Give me something to read and Let's get Critical by Barty

2025-09-29 15:31:08 -04:00 · 2011-11-24 09:52:35 +05:30 · 2011-11-24 09:52:35 +05:30 · c512404062
commit c512404062
parent d52a9ded1f
4 changed files with 202 additions and 22 deletions
--- a/recipes/givemesomethingtoread.recipe
+++ b/recipes/givemesomethingtoread.recipe
@ -0,0 +1,90 @@
 import re
 from calibre.web.feeds.news import BasicNewsRecipe
 class GiveMeSomethingToRead(BasicNewsRecipe):
    title          = u'Give Me Something To Read'
    description    = 'Curation / aggregation of articles on diverse topics'
    language = 'en'
    __author__     = 'barty on mobileread.com forum'
    max_articles_per_feed = 100
    no_stylesheets = False
    timefmt        = ' [%a, %d %b, %Y]'
    oldest_article = 365
    auto_cleanup   = True
    INDEX          = 'http://givemesomethingtoread.com'
    CATEGORIES     = [
        # comment out categories you don't want
        # (user friendly name, system name, max number of articles to load)
        ('The Arts','arts',25),
        ('Science','science',30),
        ('Technology','technology',30),
        ('Politics','politics',20),
        ('Media','media',30),
        ('Crime','crime',15),
        ('Other articles','',10)
        ]
    def parse_index(self):
        self.cover_url = 'http://thegretchenshow.files.wordpress.com/2009/12/well-read-cat-small.jpg'
        feeds = []
        seen_urls = set([])
        regex = re.compile( r'http://(www\.)?([^/:]+)', re.I)
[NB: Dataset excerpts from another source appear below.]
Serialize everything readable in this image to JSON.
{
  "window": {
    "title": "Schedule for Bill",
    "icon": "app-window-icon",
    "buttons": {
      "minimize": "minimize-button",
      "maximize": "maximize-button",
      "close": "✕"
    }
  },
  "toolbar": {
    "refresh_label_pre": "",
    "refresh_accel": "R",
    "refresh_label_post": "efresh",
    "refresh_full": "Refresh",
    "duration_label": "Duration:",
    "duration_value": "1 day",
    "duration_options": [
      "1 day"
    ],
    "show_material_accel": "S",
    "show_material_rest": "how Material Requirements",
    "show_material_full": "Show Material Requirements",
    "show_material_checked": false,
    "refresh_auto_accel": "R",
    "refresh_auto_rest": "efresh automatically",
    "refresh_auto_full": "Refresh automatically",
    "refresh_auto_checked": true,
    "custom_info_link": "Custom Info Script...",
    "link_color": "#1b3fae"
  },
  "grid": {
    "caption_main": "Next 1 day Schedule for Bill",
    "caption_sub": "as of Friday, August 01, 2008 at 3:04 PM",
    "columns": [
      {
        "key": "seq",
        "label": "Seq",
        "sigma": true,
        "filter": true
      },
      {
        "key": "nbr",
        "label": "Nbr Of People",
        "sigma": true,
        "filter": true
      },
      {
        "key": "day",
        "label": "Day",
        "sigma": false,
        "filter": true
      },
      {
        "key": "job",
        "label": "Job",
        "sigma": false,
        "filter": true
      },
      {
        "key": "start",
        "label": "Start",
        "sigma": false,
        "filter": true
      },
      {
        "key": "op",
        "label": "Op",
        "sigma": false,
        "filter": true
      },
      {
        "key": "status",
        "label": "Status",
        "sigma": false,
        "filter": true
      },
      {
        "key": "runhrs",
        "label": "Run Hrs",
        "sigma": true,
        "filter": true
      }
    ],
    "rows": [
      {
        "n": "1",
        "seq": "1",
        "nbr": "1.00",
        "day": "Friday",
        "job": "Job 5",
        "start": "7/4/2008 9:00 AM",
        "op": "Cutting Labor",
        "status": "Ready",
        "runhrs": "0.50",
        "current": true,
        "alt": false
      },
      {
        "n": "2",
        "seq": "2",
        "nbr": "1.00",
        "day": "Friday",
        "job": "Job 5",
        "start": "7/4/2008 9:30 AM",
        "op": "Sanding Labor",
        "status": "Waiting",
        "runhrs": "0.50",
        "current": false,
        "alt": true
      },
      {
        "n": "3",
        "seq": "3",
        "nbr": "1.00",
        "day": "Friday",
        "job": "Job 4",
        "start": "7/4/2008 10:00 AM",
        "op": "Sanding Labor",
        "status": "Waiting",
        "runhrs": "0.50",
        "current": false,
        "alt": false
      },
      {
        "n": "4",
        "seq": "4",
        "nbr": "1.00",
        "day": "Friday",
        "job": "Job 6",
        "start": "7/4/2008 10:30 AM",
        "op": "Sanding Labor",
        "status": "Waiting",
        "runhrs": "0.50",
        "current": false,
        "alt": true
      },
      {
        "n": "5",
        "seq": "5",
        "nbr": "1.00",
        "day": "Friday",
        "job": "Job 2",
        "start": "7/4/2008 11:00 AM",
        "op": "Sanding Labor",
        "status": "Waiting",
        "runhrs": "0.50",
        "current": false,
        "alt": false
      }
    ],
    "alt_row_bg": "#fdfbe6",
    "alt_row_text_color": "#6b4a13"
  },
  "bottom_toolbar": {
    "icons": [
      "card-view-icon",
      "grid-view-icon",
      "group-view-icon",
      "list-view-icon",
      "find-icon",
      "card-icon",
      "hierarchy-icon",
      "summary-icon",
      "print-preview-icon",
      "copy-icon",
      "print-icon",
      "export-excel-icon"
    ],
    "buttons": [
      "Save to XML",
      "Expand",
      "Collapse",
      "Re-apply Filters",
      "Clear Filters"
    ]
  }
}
        for category in self.CATEGORIES:
            (cat_name, tag, max_articles) = category
            tagurl = '' if tag=='' else '/tagged/'+tag
            self.log('Reading category:', cat_name)
            articles = []
            pageno = 1
            while len(articles) < max_articles and pageno < 100:
                page = "%s%s/page/%d" % (self.INDEX, tagurl, pageno) if pageno > 1 else self.INDEX + tagurl
                pageno += 1
                self.log('\tReading page:', page)
                try:
                    soup = self.index_to_soup(page)
                except:
                    break
                headers = soup.findAll('h2')
                if len(headers) == .0:
                    break
                for header in headers:
                    atag = header.find('a')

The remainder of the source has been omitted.